Please consider the following sentence:

  1. The institution awards degrees including bachelor's degrees, master's degrees, and doctoral degrees.

I know that the sentence above is grammatically correct, but I don't like the repetition of the word "degree(s)".

So I'm looking for an alternative with the exact same meaning. Here's what I was thinking of using instead:

  1. The institution awards degrees including bachelor's, master's, and doctorate.

Is this second version grammatically correct? Does it "sound" right?

2 Answers 2


There are two aspects I can see here:

  1. Abbreviating "bachelor's degree" to "bachelor's"

  2. Creating a list while omitting repeated words


It is very common to abbreviate both "bachelor's degree" to "bachelor's" and "master's degree" to "master's", but it is informal. I don't know whether you're looking for formal or informal phrasing.

The phrase "doctoral degree" is new to me. The word "doctorate" I recognise but I don't think of it as as a sort of degree; therefore including it in a list of degrees seems strange.

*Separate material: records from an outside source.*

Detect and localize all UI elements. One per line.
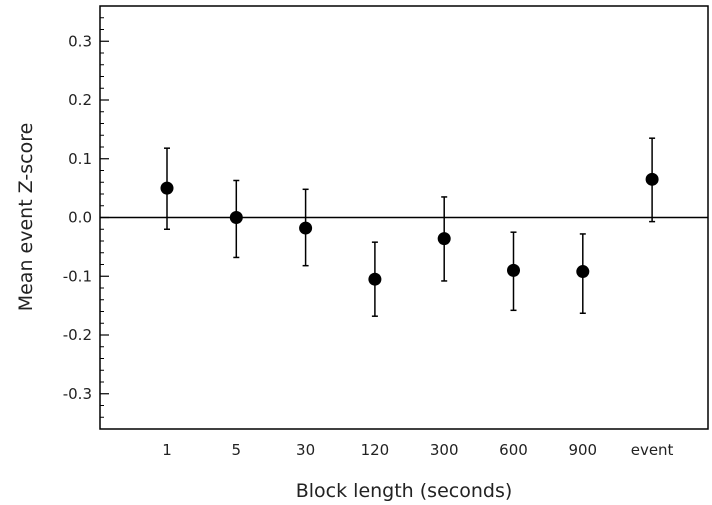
data-point [229,211,243,224]
y-tick-label: -0.2 [63,326,92,344]
x-tick-label: event [631,441,674,459]
x-tick-label: 900 [568,441,597,459]
x-tick-label: 5 [232,441,242,459]
x-tick-label: 1 [162,441,172,459]
data-point [160,181,174,195]
x-tick-label: 300 [430,441,459,459]
y-tick-label: 0.1 [68,150,92,168]
y-tick-label: 0.0 [68,209,92,227]
x-tick-label: 600 [499,441,528,459]
x-axis-title: Block length (seconds) [296,480,513,502]
data-point [507,263,520,277]
y-axis-minor-ticks [100,17,104,418]
y-tick-label: -0.1 [63,267,92,285]
x-tick-label: 30 [296,441,315,459]
data-point [368,272,382,286]
data-point [437,232,451,246]
y-tick-label: 0.3 [68,32,92,50]
error-bars [164,137,656,317]
data-point [645,172,659,186]
y-axis: -0.3 -0.2 -0.1 0.0 0.1 0.2 0.3 [63,32,109,403]
x-tick-label: 120 [361,441,390,459]
data-points [160,172,659,286]
data-point [299,221,313,235]
y-axis-title: Mean event Z-score [15,123,37,312]
y-tick-label: 0.2 [68,91,92,109]
data-point [576,265,590,279]
x-axis: 1 5 30 120 300 600 900 event [162,441,673,459]
y-tick-label: -0.3 [63,385,92,403]
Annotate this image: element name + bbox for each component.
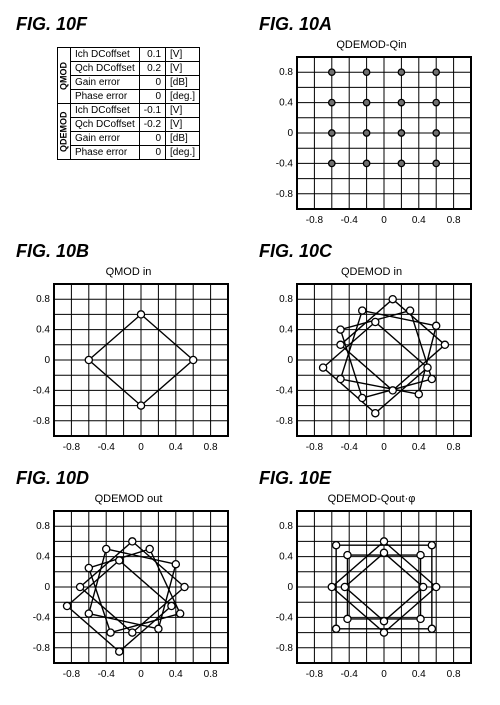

A quick google shows that this is a lack of knowledge on my part, or possibly it's just not phrasing used at universities myself and my friends have attended.


It is common when listing different adjectives with a repeated noun to just put the noun at the end. For example: "I bought red, green and yellow peppers for my salad".

In your example this would be "bachelor's, master's, and doctoral degrees." However, this doesn't remove the awkwardness in your situation, because you still have the word "degrees" twice in your full sentence: "The institution awards degrees including bachelor's, master's, and doctoral degrees."

How I'd word it

I'd either put it all into one clause rather than two separate clauses:

"The institution awards bachelor's, master's, and doctoral degrees."

or I'd use a synonym for the first instance of "degrees":

"The institution awards qualifications including bachelor's, master's, and doctoral degrees."


A university gives bachelor degrees, i.e. Bachelor of Arts, Bachelor of Sciences, Bachelor of Engineering. Note that it's 'bachelor' -- no s and certainly never apostrophe s ('s). It also gives PhD (doctor of philosophy) degrees and master degrees. So your sentence should be "The institution awards bachelor, master and doctorate degrees. They're awarding degrees -- not bachelors etc. You could also write "... awards bachelors, masters and doctorates." Leave out "degrees". Definitely no apostrophe, because it's plural, not possessive.

  • 3
    Thanks, but it actually is a possessive: quickanddirtytips.com/education/grammar/… My question isn't about the apostrophe, but about whether or not "bachelor's degree" can be shortened to just "bachelor's" in this context.
    – manocormen
    Commented Mar 4, 2018 at 14:34
  • 1
    It's not a possessive. The bachelor degree, like the master degree, isn't a possessive. It's the kind of degree, not who owns it. So also a nursing degree, not a nurse's degree, a doctorate degree not a doctor's degree, and so on. A university awards degrees at the bachelor, master and doctor levels. Yeah, I know. This is picayune, but correct. Commented Mar 5, 2018 at 18:29
  • 2
    Every source I can find online says it's a possessive and that just writing "bachelor" is always incorrect: wmich.edu/writing/rules/degrees bachelorsdegreecenter.org/bachelors-vs-bachelors grammarly.com/blog/masters-degree jhsph.edu/news/style_manual/d.html
    – manocormen
    Commented Mar 6, 2018 at 8:59
  • @SeymourHamilton Can you provide a source of it being called a bachelor degree when not qualified with something like "of Art"? Commented Apr 11, 2018 at 22:43
  • 2
    The style guides (1, 2) I've checked have all said it is "bachelor's degree" and "Bachelor of Arts". Maybe you're getting confused with "associate degree" (which isn't possessive).